新世纪的家庭伦理剧进行着一种大众化的书写,作为匿名的公众、去个人化的集体代表,不断地制造出用以颂扬的社会信念和伦理价值。新世纪的家庭伦理剧不再是简单的“时代传声筒”,被动地传达着时代精神和社会内涵,而是与大众一起“创造”着新的历史。亨利·纳什·史密斯(Henry Nash Smith)曾在他的名为《处女地》的美国“西部神话”研究中意识到:这些作者和出版者、读者一起,参与了与西部扩张有关的价值和理想的创造性的弘扬,从而产生并维持着西部神话。
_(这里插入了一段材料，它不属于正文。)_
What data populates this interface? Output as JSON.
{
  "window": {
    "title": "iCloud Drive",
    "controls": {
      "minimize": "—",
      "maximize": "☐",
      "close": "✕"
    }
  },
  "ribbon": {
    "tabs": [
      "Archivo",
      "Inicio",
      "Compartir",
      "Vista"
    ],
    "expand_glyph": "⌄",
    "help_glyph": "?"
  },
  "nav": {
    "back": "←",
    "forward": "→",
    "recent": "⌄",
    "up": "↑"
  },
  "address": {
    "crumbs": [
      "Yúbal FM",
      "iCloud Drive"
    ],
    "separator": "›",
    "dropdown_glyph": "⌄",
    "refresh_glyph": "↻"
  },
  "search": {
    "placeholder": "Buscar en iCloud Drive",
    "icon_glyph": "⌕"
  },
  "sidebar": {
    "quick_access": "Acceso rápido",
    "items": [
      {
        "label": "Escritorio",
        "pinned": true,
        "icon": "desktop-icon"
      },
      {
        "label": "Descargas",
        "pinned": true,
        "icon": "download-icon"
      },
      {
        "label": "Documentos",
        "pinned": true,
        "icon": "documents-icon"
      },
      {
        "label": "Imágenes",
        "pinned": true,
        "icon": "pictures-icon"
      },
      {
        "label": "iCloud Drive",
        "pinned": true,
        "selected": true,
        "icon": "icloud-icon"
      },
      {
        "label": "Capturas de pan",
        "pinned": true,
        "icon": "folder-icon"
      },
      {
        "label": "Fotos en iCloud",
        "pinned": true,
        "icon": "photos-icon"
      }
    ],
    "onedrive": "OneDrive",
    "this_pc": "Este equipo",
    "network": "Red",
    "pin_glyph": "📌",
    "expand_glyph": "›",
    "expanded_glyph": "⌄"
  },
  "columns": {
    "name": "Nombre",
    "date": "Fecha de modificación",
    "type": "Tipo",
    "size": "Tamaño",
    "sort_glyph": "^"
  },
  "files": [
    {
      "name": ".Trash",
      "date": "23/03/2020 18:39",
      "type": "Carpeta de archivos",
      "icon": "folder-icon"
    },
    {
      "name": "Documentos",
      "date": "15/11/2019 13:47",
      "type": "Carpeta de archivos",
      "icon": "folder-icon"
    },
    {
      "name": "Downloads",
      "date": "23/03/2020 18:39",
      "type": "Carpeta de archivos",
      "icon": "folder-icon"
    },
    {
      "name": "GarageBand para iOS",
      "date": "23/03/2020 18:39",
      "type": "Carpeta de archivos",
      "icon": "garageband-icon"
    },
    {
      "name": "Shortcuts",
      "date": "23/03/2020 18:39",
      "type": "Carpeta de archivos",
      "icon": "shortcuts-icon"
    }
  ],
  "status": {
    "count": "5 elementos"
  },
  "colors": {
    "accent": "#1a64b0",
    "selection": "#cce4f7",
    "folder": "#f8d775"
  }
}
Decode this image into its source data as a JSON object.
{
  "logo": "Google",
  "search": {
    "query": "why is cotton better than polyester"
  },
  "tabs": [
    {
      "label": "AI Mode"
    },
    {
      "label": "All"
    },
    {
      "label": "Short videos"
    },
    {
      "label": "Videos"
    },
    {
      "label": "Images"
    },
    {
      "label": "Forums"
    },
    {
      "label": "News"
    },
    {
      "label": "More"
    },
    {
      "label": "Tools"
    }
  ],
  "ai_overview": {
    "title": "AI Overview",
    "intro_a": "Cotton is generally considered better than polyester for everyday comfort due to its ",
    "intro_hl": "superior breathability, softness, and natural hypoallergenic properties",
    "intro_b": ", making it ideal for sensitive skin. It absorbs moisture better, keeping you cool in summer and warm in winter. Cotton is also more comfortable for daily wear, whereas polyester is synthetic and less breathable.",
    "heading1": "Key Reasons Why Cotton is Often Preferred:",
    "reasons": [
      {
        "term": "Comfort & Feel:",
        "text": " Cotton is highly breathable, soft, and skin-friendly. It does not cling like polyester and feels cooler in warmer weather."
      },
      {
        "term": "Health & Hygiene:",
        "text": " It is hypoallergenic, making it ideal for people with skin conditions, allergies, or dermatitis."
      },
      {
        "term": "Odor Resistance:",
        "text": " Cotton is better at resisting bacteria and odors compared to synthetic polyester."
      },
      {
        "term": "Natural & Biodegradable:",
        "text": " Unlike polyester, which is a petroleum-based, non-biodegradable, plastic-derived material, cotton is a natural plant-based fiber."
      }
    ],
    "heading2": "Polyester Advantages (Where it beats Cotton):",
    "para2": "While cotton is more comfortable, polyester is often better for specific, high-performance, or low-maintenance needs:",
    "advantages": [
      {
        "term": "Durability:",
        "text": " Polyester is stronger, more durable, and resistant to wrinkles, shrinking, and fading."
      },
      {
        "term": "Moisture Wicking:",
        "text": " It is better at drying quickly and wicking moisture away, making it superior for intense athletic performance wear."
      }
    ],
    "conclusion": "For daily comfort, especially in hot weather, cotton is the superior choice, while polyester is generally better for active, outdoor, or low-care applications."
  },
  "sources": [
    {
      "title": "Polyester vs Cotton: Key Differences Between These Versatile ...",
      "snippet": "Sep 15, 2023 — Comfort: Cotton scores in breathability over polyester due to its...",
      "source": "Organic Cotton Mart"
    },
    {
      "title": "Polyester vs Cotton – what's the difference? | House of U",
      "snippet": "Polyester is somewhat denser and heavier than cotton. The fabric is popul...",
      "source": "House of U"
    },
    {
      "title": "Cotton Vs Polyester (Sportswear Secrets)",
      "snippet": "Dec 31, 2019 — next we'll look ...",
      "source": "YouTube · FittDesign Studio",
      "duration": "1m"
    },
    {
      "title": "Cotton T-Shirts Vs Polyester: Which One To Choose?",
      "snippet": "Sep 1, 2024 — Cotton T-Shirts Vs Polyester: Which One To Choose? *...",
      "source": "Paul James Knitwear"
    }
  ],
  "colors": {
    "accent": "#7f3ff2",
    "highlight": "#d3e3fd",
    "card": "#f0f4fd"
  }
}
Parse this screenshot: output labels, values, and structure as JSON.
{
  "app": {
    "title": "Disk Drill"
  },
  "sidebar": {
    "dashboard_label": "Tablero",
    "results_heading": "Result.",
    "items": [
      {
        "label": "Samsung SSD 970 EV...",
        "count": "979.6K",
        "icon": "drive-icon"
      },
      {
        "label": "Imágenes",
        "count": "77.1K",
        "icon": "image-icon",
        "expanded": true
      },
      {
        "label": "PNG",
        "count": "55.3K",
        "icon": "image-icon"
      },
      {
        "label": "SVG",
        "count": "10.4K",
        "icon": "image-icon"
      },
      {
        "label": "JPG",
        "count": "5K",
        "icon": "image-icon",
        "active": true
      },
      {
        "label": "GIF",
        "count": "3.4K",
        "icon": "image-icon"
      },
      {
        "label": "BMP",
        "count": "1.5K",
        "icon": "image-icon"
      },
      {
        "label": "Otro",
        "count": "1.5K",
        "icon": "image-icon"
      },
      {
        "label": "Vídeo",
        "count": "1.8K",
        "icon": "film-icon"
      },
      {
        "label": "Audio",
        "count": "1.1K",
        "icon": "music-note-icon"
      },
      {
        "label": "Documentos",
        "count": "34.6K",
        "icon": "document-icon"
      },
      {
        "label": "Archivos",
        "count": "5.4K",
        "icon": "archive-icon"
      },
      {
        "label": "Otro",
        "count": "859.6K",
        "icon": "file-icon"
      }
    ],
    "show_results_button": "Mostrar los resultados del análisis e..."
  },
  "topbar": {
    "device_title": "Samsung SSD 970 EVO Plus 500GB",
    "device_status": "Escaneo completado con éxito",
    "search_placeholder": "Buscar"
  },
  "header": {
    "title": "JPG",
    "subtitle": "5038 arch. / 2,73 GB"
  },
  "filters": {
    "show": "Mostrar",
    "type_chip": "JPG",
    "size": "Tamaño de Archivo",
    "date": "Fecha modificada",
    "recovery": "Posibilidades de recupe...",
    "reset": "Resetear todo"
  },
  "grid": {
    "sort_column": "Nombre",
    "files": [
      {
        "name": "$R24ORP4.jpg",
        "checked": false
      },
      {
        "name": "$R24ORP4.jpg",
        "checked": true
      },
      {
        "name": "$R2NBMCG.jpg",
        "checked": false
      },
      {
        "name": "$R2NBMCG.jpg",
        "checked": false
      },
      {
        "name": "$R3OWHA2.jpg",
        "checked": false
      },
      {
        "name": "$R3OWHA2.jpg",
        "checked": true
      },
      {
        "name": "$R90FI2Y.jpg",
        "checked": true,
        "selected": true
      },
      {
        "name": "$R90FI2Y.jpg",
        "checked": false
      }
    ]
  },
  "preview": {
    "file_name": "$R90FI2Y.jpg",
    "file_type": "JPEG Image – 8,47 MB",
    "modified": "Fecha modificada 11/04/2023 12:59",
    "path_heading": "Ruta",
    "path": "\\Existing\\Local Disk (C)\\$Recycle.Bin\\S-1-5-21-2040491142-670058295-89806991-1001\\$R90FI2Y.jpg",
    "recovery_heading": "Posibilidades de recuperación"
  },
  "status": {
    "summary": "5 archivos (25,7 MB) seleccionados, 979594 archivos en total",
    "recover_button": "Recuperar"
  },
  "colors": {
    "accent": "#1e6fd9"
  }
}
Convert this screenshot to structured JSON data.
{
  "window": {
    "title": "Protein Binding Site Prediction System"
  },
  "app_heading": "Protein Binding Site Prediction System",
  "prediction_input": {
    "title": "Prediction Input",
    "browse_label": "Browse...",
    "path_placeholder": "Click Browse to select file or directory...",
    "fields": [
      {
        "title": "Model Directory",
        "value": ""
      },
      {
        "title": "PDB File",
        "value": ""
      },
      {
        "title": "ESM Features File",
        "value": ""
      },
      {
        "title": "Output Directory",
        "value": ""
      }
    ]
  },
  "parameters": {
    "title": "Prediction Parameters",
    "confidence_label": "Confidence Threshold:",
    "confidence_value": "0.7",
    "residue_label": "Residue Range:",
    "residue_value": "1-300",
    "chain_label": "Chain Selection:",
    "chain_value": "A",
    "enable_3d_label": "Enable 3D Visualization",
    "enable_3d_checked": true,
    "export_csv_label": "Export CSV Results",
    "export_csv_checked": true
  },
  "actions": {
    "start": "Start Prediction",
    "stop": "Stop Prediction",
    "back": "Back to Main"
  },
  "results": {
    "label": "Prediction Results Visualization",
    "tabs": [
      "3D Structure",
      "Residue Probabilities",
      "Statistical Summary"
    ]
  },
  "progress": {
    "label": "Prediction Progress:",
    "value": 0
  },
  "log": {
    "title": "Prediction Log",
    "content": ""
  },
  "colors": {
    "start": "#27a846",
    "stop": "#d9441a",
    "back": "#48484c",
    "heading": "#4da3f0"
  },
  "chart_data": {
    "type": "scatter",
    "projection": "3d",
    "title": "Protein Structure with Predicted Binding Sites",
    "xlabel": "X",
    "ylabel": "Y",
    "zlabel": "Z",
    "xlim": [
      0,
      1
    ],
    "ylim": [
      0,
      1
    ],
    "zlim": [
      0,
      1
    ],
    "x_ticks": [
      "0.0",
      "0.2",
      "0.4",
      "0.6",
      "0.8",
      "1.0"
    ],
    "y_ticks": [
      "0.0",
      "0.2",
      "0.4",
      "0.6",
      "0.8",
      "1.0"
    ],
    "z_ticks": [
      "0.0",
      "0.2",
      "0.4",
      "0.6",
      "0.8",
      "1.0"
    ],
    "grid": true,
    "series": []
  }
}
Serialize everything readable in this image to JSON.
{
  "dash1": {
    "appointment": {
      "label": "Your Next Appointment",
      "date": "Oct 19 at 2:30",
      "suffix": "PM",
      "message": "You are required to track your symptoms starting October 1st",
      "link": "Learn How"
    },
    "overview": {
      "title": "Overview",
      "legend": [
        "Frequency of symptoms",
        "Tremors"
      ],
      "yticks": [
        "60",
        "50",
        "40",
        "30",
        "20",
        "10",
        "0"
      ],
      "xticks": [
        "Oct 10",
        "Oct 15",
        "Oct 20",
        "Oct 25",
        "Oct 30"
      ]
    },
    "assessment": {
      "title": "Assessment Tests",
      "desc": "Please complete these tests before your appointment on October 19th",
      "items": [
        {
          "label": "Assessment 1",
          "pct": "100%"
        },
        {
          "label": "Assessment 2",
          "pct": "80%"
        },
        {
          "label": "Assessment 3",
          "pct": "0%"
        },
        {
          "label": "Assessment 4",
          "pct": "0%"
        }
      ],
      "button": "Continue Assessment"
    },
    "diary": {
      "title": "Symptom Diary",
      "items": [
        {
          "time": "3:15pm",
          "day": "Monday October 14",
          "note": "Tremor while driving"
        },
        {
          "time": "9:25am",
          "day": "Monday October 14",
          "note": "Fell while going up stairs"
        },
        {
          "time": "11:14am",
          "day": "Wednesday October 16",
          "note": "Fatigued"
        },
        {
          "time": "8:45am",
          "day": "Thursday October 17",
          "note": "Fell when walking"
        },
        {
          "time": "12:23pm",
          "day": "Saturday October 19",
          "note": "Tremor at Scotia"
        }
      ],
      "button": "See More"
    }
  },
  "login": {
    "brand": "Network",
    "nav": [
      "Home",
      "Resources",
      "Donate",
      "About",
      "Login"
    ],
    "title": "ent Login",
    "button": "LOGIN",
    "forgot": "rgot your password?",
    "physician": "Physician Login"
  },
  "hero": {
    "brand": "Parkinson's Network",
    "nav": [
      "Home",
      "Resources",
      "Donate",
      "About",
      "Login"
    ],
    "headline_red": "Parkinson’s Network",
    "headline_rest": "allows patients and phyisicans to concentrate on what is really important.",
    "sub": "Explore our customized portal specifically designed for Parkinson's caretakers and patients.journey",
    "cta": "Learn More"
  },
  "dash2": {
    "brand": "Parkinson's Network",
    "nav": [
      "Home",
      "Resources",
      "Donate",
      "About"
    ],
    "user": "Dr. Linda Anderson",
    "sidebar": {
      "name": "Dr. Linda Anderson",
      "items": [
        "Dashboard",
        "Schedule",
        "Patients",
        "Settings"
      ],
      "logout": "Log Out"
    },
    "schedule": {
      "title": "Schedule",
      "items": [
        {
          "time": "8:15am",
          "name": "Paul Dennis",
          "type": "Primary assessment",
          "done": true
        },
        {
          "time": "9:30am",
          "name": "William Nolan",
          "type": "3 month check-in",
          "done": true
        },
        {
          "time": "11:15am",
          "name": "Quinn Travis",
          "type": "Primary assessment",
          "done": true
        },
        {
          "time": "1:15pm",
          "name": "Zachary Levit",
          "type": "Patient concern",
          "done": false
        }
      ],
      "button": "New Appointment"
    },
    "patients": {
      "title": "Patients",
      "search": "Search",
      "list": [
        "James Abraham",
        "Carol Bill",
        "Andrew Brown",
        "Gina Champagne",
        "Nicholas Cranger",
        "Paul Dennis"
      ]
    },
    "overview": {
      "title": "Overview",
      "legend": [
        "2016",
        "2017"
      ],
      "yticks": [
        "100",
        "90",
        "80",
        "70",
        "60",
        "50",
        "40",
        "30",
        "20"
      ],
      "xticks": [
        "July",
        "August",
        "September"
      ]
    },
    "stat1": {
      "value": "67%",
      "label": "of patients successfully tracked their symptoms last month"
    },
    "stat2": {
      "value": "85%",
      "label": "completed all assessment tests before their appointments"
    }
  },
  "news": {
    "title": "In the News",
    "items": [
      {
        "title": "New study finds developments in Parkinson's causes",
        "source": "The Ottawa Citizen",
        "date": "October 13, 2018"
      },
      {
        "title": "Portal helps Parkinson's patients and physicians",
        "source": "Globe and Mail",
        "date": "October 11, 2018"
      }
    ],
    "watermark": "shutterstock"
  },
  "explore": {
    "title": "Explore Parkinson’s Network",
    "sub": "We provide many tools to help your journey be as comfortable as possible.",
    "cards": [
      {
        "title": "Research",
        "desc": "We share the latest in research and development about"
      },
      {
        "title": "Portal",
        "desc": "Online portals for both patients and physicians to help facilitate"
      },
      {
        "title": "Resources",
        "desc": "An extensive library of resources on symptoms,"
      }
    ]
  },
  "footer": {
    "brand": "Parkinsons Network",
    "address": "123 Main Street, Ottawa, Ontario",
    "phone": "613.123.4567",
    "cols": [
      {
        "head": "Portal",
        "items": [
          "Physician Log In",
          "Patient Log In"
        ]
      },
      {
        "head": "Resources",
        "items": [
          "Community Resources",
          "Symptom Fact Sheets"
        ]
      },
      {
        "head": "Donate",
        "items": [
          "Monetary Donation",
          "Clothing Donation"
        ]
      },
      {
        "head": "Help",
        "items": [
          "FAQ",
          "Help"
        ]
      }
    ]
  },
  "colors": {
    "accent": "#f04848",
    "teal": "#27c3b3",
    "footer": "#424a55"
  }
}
他认为通俗作者并不是把自己降低到大众读者水平来滞后地描摹生活,而是与市场一起合作,程式化和强化着集体价值和理想。“在这种情形下的小说实际上带有自动写作的特点,”史密斯写道,“这种作品倾向于成为一种客观化的大众之梦,……个体作者放弃了他自己的个性并使他自己认同他的读者”[1]。新世纪的家庭伦理剧正是以平民化的叙事和市场化的运作,与大众一起书写、创造着新的时代内涵。
与此同时,伴随着新世纪电视剧产业化运营的不断成熟,每一部家庭伦理剧的创作都不是孤立的,而是建立在我国电视剧的商业反馈系统之上的关联性创作。也就是说,家庭伦理剧的创作是在对之前同题材电视剧的收视率和观众评价进行综合分析后,做出的改良性叙事。这种改良形成一种累积效应,最终倾向于发展出一套适合该类题材的、贴近人们生活的、表达时代精神的、具有审美价值的叙事方式和叙事模式,并经由前期策划人员、制片人、编剧、导演、摄像、灯光、制片、场记、演员、剪辑师、发行人等诸多工种的工作人员通力合作完成,通过电视台大众媒介进行集体消费。所以,新世纪的家庭伦理剧本身就是一种社会力量的凝结,是社会内涵、集体文化的一种动态显现。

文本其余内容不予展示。